Faith Huffman | News-Telegram News Editor

Sept. 21, 2004 -- Two men at a local business were credited Tuesday morning with saving the lives of all of the residents, many who were asleep, inside The Colony Apartments on Texas Street when the structure caught fire around 9 a.m.

The apartment complex, which housed eight families including the apartment manager, was destroyed. Firefighters were still working at lunch time to put out hot spots left from the blaze, which spread from the bottom story upward into the attic across the entire building.

No one was believed to be injured in the blaze, thanks to the quick work of the men from Hughes Marine.

Tony Hughes and Dan Petty, who work at the shop located on the other side of the fence behind the Texas Street apartments, said they were just arriving at work in their trucks around 9 a.m. Tuesday when they saw smoke coming out of an apartment. They called the fire in to authorities and went to the complex to begin evacuating the residents.

As they approached, they saw flames coming out of one apartment door, and began knocking on the doors around the blazing apartment to notify the people of the fire and make sure they fled the structure. Much to their relief, the two men soon learned that the resident of the apartment was not at home when the blaze broke out. She did arrive soon after, however.

"They just knocked on doors and got people out. I was asleep and didn't hear when they first knocked on my door. I heard them outside yelling, asking if anyone was inside. It woke me up and I got out. Mr. Hughes, he saved my life. I owe him everything," one resident said shortly after being evacuated from the property.

Sulphur Springs and Hopkins County fire fighters arrived quickly to begin both an interior and exterior attack on the fire. However, it became almost immediately apparent that more personnel would be needed to battle the blaze.

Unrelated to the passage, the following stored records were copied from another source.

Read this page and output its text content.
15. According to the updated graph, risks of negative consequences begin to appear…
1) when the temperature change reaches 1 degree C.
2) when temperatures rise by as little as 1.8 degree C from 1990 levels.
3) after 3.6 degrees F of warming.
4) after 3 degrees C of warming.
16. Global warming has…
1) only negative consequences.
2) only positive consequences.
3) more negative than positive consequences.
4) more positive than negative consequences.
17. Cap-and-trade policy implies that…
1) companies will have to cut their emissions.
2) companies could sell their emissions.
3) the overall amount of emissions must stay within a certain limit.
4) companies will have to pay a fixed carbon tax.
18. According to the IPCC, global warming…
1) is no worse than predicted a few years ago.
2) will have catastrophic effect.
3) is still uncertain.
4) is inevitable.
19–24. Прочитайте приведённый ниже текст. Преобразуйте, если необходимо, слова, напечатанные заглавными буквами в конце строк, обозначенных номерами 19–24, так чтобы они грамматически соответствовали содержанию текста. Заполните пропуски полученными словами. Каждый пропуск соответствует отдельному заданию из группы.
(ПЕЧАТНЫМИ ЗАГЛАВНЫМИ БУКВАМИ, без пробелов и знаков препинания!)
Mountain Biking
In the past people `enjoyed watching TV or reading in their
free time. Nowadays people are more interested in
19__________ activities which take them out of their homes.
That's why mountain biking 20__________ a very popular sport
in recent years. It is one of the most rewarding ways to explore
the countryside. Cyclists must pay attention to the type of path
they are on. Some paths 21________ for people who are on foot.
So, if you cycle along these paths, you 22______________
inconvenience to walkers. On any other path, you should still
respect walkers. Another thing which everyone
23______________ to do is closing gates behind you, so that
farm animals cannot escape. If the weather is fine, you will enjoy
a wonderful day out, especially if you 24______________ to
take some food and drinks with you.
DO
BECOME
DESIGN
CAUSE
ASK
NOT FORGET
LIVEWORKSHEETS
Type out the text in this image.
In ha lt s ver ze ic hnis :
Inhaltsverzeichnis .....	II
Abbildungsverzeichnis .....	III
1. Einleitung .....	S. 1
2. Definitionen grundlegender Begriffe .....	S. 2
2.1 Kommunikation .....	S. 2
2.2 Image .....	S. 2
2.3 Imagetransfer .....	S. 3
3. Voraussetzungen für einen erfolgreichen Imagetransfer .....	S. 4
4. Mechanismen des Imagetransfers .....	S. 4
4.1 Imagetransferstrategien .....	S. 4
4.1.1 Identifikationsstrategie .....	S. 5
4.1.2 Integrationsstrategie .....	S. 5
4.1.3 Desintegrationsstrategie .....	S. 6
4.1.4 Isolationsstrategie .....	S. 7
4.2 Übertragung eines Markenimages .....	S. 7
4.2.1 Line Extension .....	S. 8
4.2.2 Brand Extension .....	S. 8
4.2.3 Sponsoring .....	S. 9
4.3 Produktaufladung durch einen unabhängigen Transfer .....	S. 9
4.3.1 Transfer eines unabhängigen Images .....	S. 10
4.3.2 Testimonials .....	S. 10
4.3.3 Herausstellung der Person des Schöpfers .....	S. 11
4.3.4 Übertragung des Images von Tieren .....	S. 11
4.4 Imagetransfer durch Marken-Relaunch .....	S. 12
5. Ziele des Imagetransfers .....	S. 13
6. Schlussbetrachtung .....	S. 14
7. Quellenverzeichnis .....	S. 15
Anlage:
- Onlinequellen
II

Sulphur Springs called in off-duty firemen from its two other shifts, and a call was put out to all available firefighters and volunteer firemen in town for assistance. At least five men arrived in bunker gear to work shoulder to shoulder with the on-duty firemen. Around 10 a.m., Brinker Volunteer Fire Department also responded with a truck and firemen to assist.

The fire quickly spread through the apartments to the second floor and into the attic. Firemen worked until nearly noon to extinguish the blaze, which spread to the attic. Firefighters were hampered by a metal roof, which was very difficult to penetrate in order to ventilate the attic and extinguish the fire. They were finally able to puncture the upper north end of the structure to begin attacking the structure that way.

The majority of the blaze had been knocked out shortly after noon, when firefighters went in to check for hot spots. They were expected to remain at the apartment complex monitoring the structure in an effort to prevent it from rekindling through the afternoon, possibly into the evening.

Hopkins County Emergency Medical Services assisted in making sure the firemen were kept hydrated and did not get too overheated while working. Two representatives from Hopkins County Salvation Army also assisted with ice and Gatorade, as did some nearby residents. Sulphur Springs Police Department secured the area, blocking off the road near the fire to all except fire and emergency personnel, while Hopkins County Sheriff's Office assisted in covering their calls.

The Red Cross arrived at the location around 11 a.m. to begin working with the eight families to make sure all of their immediate needs, such as shelter, clothing and food would be met. A medical helicopter was also on standby as a precaution.

The apartment manager said several of the apartments had recently undergone renovations and upgrades. Neighbors in the apartment complex behind the charred structure said that they knew most of the families and would likely be try to temporarily assist them as needed.